The report came as a result of an independent investigation led by investigator and former prosecutor Nancy Kestenbaum of Covington & Burling LLP after the school engaged the firm to conduct the investigation.

The investigation was announced two months after a former student wrote on a Choate alumni Facebook page about “two former teachers’ sexual misconduct, the impact it has had on her life, and her desire to see Choate take action with respect to reports of sexual misconduct, including her own,” the report said. The investigation announcement also came days after the Boston Globe published an article describing misconduct at Choate, among other schools.

In a letter last fall, Choate told the school community about the investigation and asked “anyone with possible knowledge of sexual misconduct by faculty or staff at Choate” to contact the school.

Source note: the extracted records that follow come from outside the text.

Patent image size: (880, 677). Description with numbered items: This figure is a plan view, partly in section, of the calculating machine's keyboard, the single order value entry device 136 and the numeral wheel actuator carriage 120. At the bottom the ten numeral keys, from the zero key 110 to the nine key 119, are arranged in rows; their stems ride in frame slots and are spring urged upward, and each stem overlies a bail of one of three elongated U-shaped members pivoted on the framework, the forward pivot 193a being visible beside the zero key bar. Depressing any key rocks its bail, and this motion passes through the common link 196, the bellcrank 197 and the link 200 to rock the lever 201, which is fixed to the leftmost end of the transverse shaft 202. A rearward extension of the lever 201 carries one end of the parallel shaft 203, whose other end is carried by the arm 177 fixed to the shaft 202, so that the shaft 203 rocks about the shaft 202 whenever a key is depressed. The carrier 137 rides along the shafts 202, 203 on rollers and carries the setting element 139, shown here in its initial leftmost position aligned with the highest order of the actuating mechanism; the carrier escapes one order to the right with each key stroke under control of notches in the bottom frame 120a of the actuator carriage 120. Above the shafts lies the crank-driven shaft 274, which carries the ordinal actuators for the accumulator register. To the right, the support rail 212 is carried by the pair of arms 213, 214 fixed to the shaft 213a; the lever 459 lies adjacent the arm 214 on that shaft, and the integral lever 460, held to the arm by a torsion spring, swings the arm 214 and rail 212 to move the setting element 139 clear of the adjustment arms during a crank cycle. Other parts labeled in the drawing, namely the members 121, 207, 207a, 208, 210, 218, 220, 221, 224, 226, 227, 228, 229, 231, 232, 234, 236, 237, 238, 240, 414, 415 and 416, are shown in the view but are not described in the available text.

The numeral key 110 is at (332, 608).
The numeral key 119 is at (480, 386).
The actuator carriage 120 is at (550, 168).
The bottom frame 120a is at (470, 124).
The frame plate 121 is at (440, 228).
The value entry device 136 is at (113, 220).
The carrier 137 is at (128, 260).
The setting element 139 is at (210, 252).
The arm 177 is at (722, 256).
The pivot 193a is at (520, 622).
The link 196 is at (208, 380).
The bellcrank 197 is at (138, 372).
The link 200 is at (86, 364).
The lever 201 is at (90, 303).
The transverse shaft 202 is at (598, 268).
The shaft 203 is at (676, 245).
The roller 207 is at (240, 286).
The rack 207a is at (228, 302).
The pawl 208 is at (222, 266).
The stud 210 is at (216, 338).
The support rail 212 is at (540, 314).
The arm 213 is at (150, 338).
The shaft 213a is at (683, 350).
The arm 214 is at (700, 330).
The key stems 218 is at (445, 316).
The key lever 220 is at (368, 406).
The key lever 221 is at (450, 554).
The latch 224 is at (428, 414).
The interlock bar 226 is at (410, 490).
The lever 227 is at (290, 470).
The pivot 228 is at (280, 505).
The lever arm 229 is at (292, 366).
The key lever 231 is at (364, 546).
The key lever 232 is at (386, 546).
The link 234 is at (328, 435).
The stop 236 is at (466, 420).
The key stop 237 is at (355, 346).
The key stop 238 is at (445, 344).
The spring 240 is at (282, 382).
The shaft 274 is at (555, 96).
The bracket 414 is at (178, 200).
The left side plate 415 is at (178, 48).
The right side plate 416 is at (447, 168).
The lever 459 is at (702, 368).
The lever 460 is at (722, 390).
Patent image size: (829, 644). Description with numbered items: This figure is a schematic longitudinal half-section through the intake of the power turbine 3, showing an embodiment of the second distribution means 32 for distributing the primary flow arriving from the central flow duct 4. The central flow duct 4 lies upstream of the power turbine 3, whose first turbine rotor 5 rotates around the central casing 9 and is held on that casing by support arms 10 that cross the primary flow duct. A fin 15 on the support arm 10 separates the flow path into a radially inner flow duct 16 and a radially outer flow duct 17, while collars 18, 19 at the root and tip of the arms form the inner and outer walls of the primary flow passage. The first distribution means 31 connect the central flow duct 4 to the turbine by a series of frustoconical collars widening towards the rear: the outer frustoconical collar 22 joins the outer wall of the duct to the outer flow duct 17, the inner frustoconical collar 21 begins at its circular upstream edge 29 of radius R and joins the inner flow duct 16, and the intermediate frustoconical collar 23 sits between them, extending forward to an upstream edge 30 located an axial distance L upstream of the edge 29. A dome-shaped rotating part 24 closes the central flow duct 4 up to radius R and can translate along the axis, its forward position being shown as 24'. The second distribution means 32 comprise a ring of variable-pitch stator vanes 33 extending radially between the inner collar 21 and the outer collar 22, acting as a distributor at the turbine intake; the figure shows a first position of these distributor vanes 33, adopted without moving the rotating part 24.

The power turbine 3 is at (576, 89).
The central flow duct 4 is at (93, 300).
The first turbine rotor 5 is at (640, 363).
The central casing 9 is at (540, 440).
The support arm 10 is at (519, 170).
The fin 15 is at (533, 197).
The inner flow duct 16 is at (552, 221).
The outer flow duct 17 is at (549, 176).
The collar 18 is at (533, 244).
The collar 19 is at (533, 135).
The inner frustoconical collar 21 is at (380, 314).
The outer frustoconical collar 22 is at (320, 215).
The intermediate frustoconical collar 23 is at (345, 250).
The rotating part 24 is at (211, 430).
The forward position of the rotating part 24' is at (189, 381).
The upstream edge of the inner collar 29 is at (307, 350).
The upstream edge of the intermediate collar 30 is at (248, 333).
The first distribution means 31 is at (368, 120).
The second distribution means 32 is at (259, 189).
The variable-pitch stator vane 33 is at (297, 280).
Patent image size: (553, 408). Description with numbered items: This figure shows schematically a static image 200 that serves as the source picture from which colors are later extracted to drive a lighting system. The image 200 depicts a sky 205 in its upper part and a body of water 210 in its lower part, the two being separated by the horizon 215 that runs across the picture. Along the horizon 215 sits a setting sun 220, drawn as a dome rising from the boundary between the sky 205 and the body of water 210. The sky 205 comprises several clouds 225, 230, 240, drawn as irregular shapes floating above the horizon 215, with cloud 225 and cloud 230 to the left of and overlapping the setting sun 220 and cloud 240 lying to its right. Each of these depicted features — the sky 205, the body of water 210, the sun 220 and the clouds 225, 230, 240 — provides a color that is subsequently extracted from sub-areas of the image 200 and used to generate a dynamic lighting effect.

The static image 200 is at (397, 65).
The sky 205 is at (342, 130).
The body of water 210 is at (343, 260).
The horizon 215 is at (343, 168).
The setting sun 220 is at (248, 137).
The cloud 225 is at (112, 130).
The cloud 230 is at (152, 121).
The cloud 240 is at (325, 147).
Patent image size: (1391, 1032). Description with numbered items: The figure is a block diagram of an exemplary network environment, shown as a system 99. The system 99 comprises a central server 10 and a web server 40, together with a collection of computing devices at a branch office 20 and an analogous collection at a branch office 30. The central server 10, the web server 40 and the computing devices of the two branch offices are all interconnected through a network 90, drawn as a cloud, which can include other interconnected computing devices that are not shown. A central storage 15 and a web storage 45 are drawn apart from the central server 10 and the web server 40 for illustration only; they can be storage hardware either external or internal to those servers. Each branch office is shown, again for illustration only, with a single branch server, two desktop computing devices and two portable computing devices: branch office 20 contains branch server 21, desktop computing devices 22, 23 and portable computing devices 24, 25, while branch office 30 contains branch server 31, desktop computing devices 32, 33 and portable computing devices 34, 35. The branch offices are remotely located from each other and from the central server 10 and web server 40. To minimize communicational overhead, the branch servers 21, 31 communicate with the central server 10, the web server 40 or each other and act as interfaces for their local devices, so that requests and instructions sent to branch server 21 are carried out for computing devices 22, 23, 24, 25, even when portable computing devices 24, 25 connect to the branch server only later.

No reports were received relating to current Choate students and no reports of sexual misconduct were substantiated regarding any current faculty members or staff, the report said.

The greatest number of reports concerned “incidents in the 1980s, with roughly half that number in the 1970s and 1990s, and with significantly smaller numbers in the 1960s and 2000s,” the report said. “We received a handful of reports of sexual misconduct in the 2010s.”

“Certain Choate graduates described themselves as having been flattered, at the time,” by the attention from adults, but “later recognized that the conduct had been abusive,” the report said. “They described Choate faculty and staff engaging in acts with them that included intimate kissing, intimate touching and sexual intercourse.”

“Other graduates told us of contact that they recognized as abusive at the time, including forced or coerced intercourse, as well as other incidents of unwanted contact that led students to feel betrayed by faculty or staff they had trusted and admired,” the report said. “Regardless of how the graduates felt at the time, many reported to us that these physical or sexual encounters with faculty or staff, who had occupied positions of authority and trust, disturbed them throughout their adult lives.”